Sofort verändert sich die Lautstärke: Als Sütterlin in die Hände klatscht,
wabert der Knall im Gang, jeder Schritt hallt nach. „Bei dem Projekt habe
ich wirklich gelernt, dass ohne Akustik gar nichts geht“, sagt sie im
Rückblick. Die Lautstärke in einem Klassenraum sinkt, physikalisch gesehen,
durch die Akustik-Absorber um etwa 3 Dezibel.
## Um 13 Dezibel
Doch zusätzlich reden auch die Schüler leiser, weil sie merken, dass sie
nicht mehr so schreien müssen, sagt der Bremer Schulforscher Gerhart
Tiesler. Insgesamt verringerte sich die Lautstärke in den
Gruppenarbeitsphasen in Tieslers Untersuchungen um 13 Dezibel – das ist gut
ein Fünftel des durchschnittlichen Schallpegels in Klassenräumen.
„Die zusätzlichen zehn Dezibel bekommen sie bei einer Sanierung praktisch
geschenkt, allein über eine Veränderung des Verhaltens“, sagt der Forscher.
Doch auch die Pädagogik ist gefordert. Das heißt zum Beispiel, wie Tiesler
beschreibt: Alle Schüler kennen die gemeinsam entwickelten Regeln gegen
Lärm, es gibt feste Ruherituale wie Stuhlkreise oder Handzeichen, und jeder
Lehrer verfährt gleich konsequent, wenn Schüler gegen die Regeln verstoßen.

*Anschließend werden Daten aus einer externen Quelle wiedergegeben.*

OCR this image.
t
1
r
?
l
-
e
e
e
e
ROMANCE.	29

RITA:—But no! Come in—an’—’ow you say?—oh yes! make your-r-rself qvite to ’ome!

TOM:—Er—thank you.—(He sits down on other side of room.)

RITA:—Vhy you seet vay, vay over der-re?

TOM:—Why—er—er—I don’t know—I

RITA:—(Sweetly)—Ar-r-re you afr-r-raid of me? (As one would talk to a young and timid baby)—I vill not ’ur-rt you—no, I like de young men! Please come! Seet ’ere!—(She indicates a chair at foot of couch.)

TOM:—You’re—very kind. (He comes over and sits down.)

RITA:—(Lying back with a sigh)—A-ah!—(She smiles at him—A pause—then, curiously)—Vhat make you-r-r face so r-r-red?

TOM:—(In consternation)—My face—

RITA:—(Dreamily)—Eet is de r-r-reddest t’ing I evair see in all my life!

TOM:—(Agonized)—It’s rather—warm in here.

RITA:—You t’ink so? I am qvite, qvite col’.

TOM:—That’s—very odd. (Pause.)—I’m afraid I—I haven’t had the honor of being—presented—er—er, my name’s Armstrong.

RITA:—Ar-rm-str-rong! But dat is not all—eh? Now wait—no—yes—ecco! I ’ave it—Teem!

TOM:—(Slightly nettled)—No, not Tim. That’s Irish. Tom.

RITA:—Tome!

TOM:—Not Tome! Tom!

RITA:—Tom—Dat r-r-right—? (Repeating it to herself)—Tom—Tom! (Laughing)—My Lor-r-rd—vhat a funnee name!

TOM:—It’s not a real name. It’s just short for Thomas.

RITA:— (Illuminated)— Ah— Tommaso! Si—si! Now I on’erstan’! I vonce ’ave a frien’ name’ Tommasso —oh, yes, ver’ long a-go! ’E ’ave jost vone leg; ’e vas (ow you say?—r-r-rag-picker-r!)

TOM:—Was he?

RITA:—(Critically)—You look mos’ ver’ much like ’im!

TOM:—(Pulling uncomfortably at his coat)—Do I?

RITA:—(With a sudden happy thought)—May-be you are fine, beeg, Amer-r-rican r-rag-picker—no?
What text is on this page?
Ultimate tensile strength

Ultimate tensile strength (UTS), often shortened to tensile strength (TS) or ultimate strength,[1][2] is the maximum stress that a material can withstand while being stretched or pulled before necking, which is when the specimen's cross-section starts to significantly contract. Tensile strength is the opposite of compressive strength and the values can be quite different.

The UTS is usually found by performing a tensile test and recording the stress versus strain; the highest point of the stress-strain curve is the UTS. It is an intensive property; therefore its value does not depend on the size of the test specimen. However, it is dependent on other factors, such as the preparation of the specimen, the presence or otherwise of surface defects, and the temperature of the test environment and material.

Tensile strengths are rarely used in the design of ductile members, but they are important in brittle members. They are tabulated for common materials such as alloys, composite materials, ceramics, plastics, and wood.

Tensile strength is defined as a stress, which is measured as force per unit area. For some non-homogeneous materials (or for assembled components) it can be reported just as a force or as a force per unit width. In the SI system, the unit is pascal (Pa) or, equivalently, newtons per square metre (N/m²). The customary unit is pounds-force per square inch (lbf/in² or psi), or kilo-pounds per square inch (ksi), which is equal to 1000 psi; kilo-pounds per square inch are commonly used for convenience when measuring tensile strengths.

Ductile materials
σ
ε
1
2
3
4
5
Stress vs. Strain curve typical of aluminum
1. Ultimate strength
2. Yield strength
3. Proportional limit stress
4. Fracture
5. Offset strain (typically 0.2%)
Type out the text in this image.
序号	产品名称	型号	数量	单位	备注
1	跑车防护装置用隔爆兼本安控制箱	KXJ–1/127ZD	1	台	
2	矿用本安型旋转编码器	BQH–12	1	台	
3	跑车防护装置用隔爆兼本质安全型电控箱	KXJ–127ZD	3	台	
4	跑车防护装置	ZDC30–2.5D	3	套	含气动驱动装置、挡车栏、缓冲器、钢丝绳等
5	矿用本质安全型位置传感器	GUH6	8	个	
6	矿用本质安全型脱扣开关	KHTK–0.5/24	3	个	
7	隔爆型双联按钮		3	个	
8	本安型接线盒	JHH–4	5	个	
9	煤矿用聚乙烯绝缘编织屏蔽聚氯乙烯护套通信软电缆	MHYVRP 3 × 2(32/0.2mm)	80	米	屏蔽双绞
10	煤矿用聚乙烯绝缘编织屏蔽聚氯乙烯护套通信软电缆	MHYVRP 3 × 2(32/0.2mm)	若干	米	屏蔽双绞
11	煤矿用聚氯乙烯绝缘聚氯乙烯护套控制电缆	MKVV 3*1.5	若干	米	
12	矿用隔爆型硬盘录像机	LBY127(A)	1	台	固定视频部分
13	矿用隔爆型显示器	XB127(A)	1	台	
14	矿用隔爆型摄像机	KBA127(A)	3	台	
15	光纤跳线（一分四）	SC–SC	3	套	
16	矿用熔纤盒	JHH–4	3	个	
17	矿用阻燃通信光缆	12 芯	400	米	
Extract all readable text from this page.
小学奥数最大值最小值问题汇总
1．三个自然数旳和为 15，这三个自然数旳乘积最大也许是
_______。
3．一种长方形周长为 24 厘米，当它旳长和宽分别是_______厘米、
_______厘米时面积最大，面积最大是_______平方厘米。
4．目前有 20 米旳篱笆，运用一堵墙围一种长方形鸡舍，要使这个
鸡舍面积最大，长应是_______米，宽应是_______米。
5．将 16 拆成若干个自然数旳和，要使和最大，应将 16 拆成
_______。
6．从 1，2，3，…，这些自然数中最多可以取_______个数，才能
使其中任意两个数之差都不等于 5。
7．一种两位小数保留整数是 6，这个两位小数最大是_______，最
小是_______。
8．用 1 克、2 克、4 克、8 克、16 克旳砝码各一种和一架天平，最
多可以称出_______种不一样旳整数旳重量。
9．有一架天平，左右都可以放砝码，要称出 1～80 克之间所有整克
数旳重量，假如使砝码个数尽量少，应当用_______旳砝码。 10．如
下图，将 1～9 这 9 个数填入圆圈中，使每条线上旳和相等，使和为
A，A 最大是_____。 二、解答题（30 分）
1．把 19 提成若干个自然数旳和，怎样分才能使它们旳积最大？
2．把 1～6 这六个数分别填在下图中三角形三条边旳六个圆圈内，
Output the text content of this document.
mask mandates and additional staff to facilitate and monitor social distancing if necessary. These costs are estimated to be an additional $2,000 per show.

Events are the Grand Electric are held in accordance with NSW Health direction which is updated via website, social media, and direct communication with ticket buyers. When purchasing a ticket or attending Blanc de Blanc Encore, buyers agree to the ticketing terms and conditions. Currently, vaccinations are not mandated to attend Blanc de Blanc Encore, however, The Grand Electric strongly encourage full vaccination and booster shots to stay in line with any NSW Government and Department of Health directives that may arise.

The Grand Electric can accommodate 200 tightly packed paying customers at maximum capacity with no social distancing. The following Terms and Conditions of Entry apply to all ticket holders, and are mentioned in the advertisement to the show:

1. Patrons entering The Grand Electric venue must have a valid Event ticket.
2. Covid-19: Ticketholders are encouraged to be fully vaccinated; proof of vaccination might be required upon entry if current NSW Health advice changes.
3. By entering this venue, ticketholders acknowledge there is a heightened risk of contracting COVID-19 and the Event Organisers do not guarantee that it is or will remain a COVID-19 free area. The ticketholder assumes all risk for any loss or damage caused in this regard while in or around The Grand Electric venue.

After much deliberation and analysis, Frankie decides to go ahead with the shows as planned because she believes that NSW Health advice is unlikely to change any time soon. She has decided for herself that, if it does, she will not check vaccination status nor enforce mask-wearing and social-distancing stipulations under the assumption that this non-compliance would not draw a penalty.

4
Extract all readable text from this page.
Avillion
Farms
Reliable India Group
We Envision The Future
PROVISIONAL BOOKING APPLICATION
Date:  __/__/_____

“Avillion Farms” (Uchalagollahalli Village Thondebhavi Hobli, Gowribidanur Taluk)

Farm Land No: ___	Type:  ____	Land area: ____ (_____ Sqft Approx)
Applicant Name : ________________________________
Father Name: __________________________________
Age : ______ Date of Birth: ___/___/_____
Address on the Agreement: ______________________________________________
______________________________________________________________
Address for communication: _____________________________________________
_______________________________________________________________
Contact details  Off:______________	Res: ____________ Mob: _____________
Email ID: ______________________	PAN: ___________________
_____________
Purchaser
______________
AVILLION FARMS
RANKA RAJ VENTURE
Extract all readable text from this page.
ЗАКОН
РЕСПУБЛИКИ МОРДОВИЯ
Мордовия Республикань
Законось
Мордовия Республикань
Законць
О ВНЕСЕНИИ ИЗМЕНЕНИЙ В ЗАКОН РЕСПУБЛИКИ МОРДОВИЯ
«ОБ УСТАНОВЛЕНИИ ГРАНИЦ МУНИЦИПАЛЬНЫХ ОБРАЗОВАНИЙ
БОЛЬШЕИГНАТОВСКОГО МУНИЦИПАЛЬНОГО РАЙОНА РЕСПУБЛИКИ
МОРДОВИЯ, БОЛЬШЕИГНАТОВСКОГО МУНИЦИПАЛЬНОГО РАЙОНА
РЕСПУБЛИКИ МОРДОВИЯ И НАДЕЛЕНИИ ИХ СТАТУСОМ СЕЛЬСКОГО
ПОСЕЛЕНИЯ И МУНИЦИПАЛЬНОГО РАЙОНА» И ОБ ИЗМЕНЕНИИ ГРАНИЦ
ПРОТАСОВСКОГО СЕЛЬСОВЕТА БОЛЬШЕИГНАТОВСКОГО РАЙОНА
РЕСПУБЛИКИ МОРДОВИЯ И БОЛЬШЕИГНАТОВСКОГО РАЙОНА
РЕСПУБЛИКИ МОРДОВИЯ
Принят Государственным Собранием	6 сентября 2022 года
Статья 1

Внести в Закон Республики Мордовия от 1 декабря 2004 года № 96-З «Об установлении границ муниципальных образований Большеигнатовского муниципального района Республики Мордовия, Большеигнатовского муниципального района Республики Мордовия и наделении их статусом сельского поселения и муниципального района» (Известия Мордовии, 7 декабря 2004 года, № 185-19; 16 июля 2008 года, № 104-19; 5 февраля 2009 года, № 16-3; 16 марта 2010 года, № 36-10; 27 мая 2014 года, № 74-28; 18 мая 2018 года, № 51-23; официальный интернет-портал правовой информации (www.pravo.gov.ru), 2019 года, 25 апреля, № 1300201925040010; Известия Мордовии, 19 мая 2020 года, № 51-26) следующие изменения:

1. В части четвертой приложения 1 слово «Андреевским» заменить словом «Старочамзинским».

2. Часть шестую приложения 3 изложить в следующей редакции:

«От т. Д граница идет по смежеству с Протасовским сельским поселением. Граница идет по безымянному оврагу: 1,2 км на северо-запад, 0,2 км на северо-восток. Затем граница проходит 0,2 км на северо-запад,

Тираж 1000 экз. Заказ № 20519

Die Grundschüler der Kreuzberger Nürtingen-Schule haben in ihrem
Schülerparlament eine Hausordnung aufgestellt, die in der Tür der Klassen
hängt. In der Klasse 123F gibt es verschiedene Zeichen für Ruhe. Nachdem
die Kinder morgens alle angekommen sind, schlägt Susanne Bähr einen Gong
und hebt ihren rechten Arm, streckt den Zeigefinger nach oben, den linken
Zeigefinger legt sie auf den Mund.
Die Schülerinnen und Schüler bleiben stocksteif stehen – als hätte jemand
die Musik beim Stopptanz ausgestellt. Dann imitieren sie die Bewegung der
Lehrerin; 25 Zeigefinger recken sich nach und nach in die Höhe. Die Klasse
verstummt in wenigen Sekunden.
## Der Umbau eines Klassenraums kostet 3.000 Euro
Erst als keiner mehr tuschelt, verteilt Susanne Bähr die Aufgaben: Drei
Schülerinnen sollen in Stillarbeit Mathematik machen, andere sollen die
Filzherzen, die Muttertagsgeschenke, zu Ende sticken. Die Mädchen Nihan,
Rosalie und Minori setzen sich an die Gruppenarbeitstische – und schnappen
sich drei blaue Bauarbeiter-Kopfhörer.
Nihan aus der ersten Klasse rechnet. Mit dem Zeigefinger zählt sie die
schwarzen Punkte auf den beiden Würfeln und brummelt leise die Antworten
vor sich hin. Die Kopfhörer trägt sie nur, wenn sie es zu laut findet. „Der
nervt auch manchmal – guck, das rutscht nach vorne“, zeigt Nihan.
Warum bauen sich nicht alle Schulen ohrenschonend um? Weil es sich viele
Kommunen einfach nicht leisten können – die schallgedämpfte Berliner
Grundschule hat zum Beispiel 1,5 Millionen Euro gekostet. Davon ging ein
Drittel in die Akustik.
Die Sanierung eines üblichen Klassenraumes kostet bis 3.000 Euro, schätzt
Akustiker Bernd Lehming. Weitere Schwierigkeit: Bundesmittel gibt es nicht,
allenfalls in Ausnahmefällen.
## Auf dem Hof dürfen Kinder laut ein
Um 10.20 Uhr klingelt es. Pause. Die Kinder ziehen wieder ihre
Straßenschuhe an, im Regal liegen nun die Puschen und Pantoffeln kreuz und
quer. Die Kinder eilen die Treppe herunter, durch die offene Tür dringt
bereits Hofgeschrei – die Kinder spielen Fußball, zwei Jungs raufen beim
Klettergerüst, einer ruft „Ey, du hast als Erstes ’Verpiss dich‘ gesagt.…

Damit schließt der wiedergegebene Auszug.